The other day I noticed in a newsagency that you can now buy a "New Millennium Diary." What nonsense! I thought. It is just a diary for the year 2000. It would be a massive thing if it was really for the new millennium - and it would long outlive its owner!
Then it's argued by part of politics that we need a healthy budget and tax system to take us into the new millennium - and by others that we should choose to become a republic for the new millennium.
What nonsense! We certainly need to get our federal and state budgets right for the next year and to plan well for the next decade or two. The referendum on the republican proposals needs important consideration and decision now, but... it's not really millennium stuff!

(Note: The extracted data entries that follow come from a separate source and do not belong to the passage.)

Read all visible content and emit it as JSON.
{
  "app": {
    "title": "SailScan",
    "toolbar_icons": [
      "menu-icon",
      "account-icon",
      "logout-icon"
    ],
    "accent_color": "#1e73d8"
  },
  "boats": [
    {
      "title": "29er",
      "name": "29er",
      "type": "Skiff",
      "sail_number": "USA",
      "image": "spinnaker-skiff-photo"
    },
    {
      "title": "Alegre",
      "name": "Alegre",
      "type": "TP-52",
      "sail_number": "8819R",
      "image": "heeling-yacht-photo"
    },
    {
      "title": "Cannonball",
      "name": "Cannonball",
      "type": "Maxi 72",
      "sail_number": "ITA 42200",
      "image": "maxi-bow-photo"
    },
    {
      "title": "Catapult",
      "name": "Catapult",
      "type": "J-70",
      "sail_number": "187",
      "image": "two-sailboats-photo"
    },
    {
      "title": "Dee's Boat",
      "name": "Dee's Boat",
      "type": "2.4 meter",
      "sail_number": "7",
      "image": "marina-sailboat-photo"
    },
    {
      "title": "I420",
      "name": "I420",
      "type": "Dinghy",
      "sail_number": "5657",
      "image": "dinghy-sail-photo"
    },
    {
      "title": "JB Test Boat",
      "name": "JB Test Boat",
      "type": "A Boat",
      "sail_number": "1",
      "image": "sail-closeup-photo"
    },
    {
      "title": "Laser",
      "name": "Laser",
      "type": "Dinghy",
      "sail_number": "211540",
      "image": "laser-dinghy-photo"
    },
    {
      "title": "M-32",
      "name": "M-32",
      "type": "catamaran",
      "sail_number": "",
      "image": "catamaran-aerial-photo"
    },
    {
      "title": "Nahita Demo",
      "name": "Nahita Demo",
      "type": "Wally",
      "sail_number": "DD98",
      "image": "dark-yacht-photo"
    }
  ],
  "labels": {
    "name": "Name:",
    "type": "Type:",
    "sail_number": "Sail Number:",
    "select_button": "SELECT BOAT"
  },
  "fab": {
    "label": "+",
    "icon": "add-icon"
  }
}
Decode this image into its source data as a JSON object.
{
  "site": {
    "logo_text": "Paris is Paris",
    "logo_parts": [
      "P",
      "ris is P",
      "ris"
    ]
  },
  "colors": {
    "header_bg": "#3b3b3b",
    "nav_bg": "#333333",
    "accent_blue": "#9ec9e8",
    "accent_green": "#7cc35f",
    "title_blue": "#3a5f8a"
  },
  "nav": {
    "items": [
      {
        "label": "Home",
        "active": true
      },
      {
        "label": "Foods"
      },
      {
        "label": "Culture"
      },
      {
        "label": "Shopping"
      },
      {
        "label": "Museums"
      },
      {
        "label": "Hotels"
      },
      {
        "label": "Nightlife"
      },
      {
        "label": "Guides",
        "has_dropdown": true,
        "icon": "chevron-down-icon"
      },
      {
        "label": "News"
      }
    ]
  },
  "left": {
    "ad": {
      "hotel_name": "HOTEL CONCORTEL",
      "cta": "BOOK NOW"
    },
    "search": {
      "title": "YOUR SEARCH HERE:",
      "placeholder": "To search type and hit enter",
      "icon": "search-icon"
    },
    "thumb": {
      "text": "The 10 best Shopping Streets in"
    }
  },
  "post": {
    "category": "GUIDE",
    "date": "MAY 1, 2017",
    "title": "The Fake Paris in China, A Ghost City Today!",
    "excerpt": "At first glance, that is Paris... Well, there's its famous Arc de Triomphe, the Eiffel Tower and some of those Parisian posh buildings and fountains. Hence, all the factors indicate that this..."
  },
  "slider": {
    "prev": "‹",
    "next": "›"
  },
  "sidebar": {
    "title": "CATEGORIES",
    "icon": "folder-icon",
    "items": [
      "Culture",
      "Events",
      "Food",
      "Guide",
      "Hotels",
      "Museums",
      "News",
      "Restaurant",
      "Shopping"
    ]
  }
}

And will the world's computers, banking systems - and aeroplanes... - crash on 1st January next year? There may be some difficulties, but the Y2K predictions will probably have scared enough people into action to prevent the "worst scenario".
And will the year 2000 prove to be a crisis time in human history - and even perhaps herald the return of the Lord?
It is certainly spawning speculation in books and TV documentaries. The start of the present millennium was a time of great expectation and fear that perhaps the end of the world was at hand. A thousand years later we may be wondering again.
There are those who tell us the next millennium doesn't start until 1/1/2001 - since there was no "year zero." For all practical purposes we are thinking of 2000. But, if you want to get particular, Gregory XIII devised our present calendar in 1582 (there have been small adjustments since) and miscalculated so that Jesus was probably born in 4BC! The third millennium has already begun!
Jesus said, "Be on your guard, then, because you do not know what day your Lord will come" (Mt. 24.42). He expects us to be doing the things he has given us to do - always alert and ready, whatever the hour!